Los modelos científicos son imágenes aproximadas de la realidad, pero no son la realidad misma. Se construyen a partir de piezas aisladas, datos recabados y confirmados a través de experimentos y observaciones muy rigurosas. El modelo es el resultado de un ejercicio del pensamiento que recoge esa multitud de ladrillos dispersos e intenta darles una forma única y coherente. Pero, al mismo tiempo que se construye una imagen comprensible de una parte de la naturaleza, puede uno preguntarse si el resultado puede estar guiado además por elementos completamente ajenos a la ciencia, como las creencias y los mitos.
Una oportunidad nos la brinda el modelo de diferenciación sexual. Los datos dispersos generados por la investigación biomédica en diferentes disciplinas como la anatomía, la endocrinología o la genética, han sido articulados para ofrecer una imagen sobre el origen del sexo en los humanos. De acuerdo con este paradigma, el punto final del proceso es la formación de un conjunto específico de órganos que definirían la identidad sexual del embrión. Los datos que han dado lugar y sostienen a este modelo han sido obtenidos con el mayor rigor científico, pero al mismo tiempo, no pueden ocultar las creencias en las que se sustenta.
Una característica del modelo --que es al mismo tiempo una de sus principales limitaciones-- es que identifica al sexo con los órganos sexuales. El resultado del proceso de diferenciación sería la formación de estructuras específicas (testículos, vasos deferentes, vesículas seminales, epidídimo, pene y escroto en el caso del embrión masculino. Ovarios, trompas de falopio, útero y vagina en el embrión femenino). La identidad sexual del embrión y consecuentemente la del individuo al que dará origen, estaría concentrada en estas estructuras. Esa es al menos la creencia básica que guía la construcción del modelo. Pero el sexo en los humanos, ¿puede reducirse realmente a este conjunto de órganos?
La identificación del sexo exclusivamente con los órganos sexuales es una creencia antigua que va siendo superada gracias a los resultados de la propia indagación científica.

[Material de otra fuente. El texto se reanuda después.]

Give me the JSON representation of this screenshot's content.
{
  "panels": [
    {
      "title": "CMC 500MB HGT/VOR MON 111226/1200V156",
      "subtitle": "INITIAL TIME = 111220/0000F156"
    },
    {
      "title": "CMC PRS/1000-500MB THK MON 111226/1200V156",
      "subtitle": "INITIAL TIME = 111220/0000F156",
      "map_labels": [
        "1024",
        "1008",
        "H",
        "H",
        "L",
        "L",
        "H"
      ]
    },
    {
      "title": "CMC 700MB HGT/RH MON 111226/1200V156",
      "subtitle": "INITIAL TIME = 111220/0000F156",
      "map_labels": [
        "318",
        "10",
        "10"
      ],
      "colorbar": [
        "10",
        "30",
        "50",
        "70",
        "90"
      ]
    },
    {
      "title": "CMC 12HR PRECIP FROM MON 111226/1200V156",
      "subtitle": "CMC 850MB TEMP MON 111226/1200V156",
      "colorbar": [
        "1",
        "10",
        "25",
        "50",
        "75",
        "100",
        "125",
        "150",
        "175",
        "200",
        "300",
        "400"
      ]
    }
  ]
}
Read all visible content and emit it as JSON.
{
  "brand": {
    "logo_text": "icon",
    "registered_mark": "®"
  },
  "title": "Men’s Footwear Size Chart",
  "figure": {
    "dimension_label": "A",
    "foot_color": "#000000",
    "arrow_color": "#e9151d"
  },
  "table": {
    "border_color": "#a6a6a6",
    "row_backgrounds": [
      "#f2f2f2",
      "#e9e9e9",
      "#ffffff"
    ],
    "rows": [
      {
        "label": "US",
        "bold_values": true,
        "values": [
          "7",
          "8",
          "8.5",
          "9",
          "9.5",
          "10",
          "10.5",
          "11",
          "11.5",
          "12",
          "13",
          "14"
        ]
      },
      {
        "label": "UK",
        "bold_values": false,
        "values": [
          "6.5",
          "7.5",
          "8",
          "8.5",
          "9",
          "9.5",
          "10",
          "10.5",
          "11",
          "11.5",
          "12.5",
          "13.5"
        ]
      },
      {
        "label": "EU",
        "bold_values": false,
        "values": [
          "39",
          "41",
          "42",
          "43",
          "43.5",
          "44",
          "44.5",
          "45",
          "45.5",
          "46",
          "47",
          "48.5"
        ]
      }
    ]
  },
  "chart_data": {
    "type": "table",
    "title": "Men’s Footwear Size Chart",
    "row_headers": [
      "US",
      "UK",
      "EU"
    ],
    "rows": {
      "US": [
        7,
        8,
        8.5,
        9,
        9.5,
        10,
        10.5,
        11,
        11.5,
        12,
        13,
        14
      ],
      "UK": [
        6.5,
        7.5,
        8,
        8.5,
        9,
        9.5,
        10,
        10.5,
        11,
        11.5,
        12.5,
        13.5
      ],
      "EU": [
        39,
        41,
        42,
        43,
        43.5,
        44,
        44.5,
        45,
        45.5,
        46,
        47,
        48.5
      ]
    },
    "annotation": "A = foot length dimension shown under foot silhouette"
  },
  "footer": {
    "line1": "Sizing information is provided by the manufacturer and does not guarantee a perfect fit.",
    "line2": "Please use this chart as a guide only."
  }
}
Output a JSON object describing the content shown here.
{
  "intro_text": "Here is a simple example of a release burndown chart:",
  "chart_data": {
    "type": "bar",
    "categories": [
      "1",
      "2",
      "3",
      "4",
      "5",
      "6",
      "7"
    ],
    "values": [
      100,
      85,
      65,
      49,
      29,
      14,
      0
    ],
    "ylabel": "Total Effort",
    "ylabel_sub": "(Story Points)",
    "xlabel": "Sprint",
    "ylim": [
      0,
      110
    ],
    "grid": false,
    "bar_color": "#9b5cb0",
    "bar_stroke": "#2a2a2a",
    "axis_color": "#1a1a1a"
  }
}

Desde la antigüedad más remota las diferencias anatómicas han sido el criterio principal en el que se ha basado la clasificación en dos categorías únicas, hombres y mujeres. Hoy sabemos que la identidad sexual de los humanos no puede depender únicamente de este criterio morfológico y sin embargo, sigue siendo, al finalizar el siglo XX, uno de los mitos sobre los que se construye el modelo de diferenciación sexual.

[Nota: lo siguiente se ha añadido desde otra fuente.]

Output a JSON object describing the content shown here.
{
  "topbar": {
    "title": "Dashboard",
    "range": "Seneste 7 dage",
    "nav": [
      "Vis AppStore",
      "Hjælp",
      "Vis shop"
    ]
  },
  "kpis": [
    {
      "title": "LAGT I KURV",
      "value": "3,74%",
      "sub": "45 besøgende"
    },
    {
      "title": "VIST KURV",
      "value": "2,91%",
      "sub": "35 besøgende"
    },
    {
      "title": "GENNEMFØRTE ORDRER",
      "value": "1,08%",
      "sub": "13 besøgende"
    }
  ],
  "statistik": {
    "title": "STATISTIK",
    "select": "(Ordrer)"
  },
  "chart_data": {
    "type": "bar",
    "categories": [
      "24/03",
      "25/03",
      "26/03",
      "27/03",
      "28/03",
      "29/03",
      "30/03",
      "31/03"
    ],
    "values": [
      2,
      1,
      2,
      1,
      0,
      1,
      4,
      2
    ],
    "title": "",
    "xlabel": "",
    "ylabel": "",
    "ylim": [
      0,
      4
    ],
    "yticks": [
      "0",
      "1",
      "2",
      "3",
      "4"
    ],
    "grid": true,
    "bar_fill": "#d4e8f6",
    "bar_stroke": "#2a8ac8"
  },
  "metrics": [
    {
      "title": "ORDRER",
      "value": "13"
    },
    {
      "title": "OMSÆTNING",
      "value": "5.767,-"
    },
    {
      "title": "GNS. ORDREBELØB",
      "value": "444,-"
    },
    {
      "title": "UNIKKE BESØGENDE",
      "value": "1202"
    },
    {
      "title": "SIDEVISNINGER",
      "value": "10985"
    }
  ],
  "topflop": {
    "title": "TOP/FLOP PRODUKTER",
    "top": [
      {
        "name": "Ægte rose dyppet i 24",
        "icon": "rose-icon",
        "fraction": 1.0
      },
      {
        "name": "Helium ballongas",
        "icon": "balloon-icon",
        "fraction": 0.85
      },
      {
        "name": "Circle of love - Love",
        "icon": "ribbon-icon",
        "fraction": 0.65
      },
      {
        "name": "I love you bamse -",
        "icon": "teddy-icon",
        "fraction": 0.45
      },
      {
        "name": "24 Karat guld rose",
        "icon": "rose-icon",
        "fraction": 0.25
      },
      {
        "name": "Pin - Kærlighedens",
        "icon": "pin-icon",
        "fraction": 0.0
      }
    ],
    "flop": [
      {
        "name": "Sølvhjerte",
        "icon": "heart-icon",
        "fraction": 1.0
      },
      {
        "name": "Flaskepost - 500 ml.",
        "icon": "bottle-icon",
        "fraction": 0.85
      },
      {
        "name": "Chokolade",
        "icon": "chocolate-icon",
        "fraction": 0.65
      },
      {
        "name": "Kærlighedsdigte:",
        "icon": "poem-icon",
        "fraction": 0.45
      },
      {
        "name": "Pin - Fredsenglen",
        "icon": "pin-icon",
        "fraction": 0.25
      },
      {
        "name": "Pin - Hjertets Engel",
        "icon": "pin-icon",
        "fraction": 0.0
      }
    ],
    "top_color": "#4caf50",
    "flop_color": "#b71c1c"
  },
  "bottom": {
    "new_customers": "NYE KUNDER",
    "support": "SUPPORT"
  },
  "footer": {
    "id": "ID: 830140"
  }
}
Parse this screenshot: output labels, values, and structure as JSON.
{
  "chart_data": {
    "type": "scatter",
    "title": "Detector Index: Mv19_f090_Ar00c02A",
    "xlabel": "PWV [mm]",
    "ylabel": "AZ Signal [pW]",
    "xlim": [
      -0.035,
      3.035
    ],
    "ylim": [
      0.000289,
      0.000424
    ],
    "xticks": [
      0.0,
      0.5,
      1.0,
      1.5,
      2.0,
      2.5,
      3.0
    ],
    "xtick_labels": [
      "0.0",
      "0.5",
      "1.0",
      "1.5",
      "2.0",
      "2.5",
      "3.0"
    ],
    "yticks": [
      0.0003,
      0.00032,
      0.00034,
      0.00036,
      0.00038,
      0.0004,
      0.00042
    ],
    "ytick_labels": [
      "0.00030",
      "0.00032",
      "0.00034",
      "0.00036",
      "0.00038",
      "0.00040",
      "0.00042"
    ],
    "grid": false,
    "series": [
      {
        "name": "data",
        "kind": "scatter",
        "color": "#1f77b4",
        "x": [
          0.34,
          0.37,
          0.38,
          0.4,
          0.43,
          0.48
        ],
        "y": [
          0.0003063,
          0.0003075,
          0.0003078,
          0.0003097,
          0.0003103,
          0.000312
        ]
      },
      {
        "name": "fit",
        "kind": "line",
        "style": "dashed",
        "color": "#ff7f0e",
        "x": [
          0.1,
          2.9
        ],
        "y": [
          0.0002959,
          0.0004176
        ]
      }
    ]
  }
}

Desde luego, no se conoce cabalmente el papel que desempeñan en la fisiología del embrión los órganos sexuales. Será necesario dirigir proyectos de investigación para responder a esta interrogante, pero lo que es claro es que el modelo extrapola simplemente la información que se tiene sobre el sexo en la fisiología del sujeto adulto, que es además información caduca. Las creencias antiguas sobre el papel que cumplen estos órganos en la etapa de madurez sexual permanecen estáticas y se trasladan sin más al embrión. Las funciones sexuales se han asociado equivocadamente en el adulto a un grupo de estructuras, las mismas que son definitorias del sexo en el embrión.
La identificación del sexo con los órganos sexuales es igualmente reduccionista pues la sexualidad es una función integral, es decir, involucra a todo el organismo y no pueden reducirse a un conjunto de órganos. En la sexualidad se expresan todas las funciones; participan el cerebro, el corazón, las glándulas endocrinas y sudoríparas, el pensamiento, la mirada, el movimiento, la palabra, todo.
De igual modo podemos preguntarnos si la identidad sexual, ser hombre o ser mujer --desde el punto de vista biológico-- depende exclusivamente de un conjunto de órganos o si, por el contrario, es el resultado de estructuras y funciones mucho más complejas que el mito ancestral de mirar al pubis.